Всемогущий диктатор уже два месяца уединенно жил в этом очаровательном уголке, где воздух был необычайно мягок и полезен для здоровья.
Своим многочисленным рабам он приказал проложить дорогу, которая ответвлялась от Аппиевой дороги и вела прямо на виллу.
Здесь Сулла проводил свои дни в размышлениях и писал «Воспоминания», которые собирался посвятить – и впоследствии действительно посвятил – Луцию Лицинию Лукуллу, известному богачу. Лукулл в это время вел успешные войны, а тремя годами позже был избран консулом и одержал победу над Митридатом в Армении и в Месопотамии; впоследствии он стал знаменит среди римлян, и память о нем дошла до потомков, хотя прославился он не столько своими победами, сколько утонченной роскошью, которой окружил себя, и неисчислимыми своими богатствами.
На вилле в окрестностях Кум Сулла проводил все ночи в шумных оргиях; солнце не раз заставало его еще возлежащим за столом, пьяным и сонным, среди еще более пьяных мимов, шутов и комедиантов, обычных участников его кутежей.

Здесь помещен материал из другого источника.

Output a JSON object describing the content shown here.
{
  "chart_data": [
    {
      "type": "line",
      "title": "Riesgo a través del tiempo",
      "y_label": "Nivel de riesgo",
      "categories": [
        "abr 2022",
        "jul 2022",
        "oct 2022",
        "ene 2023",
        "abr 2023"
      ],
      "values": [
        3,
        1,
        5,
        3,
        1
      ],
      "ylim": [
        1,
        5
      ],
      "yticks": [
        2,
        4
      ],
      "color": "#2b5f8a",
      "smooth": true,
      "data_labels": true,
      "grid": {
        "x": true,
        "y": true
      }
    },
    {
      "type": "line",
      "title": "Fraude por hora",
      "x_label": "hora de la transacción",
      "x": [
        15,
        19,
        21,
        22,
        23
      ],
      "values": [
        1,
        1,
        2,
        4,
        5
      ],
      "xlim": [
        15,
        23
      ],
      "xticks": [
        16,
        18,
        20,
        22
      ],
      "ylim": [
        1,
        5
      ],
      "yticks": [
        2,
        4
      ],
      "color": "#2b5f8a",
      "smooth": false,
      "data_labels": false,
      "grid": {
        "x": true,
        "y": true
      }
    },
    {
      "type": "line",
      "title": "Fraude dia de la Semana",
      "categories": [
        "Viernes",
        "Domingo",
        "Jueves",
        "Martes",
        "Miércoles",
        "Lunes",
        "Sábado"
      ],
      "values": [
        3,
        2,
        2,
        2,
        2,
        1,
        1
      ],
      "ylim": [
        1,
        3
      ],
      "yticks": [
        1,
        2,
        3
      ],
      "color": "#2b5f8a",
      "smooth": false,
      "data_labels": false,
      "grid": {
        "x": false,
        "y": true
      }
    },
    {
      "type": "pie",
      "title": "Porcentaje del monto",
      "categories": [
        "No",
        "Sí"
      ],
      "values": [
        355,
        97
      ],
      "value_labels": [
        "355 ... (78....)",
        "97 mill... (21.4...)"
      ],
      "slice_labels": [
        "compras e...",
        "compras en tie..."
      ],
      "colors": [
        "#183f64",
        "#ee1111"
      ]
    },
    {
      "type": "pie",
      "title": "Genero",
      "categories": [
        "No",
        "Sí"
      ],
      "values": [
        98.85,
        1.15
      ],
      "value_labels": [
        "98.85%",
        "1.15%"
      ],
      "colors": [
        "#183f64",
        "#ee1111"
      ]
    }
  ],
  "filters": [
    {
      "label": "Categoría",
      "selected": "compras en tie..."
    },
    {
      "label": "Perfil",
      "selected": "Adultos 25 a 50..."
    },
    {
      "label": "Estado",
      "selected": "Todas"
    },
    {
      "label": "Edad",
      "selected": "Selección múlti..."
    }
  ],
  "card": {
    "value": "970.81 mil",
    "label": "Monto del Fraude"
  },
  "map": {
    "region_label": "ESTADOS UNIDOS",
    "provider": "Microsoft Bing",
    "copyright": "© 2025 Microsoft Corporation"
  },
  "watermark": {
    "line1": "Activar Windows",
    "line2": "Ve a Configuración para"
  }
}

Время от времени он совершал прогулки в Кумы, а иной раз в Байи или Путеолы, хотя там он бывал значительно реже. И всюду граждане любого сословия выказывали ему знаки уважения и почтения, не столько за его великие деяния, сколько из страха перед его именем.
Три дня спустя после событий, описанных в конце предыдущей главы, Сулла вернулся в колеснице из Путеол, где он улаживал спор между патрициями и плебеями; в этот день он в качестве арбитра скрепил акт соглашения.
Вернувшись под вечер, Сулла приказал приготовить ужин в триклинии Аполлона Дельфийского, самом обширном и великолепном из четырех триклиниев огромного мраморного дворца.
При свете факелов, горевших в каждом углу, среди благоуханных цветов, возвышавшихся пирамидами у стен, под веселые звуки флейт, лир и цитр пиршество вскоре превратилось в безобразную оргию.
В обширной зале вокруг трех столов было установлено девять обеденных лож; на них возлежали двадцать пять пирующих, не считая самого Суллы. Место любимца Суллы, Метробия, оставалось пустым.
Бывший диктатор, в белоснежной застольной одежде, в венке из роз, занимал место на среднем ложе у среднего стола, рядом с любимым своим другом Квинтом Росцием, который был царем этого пира.
Судя по веселому смеху Суллы, громким речам и частым возлияниям, можно было подумать, что бывший диктатор веселится от души и никакая печаль, никакая забота не терзают его.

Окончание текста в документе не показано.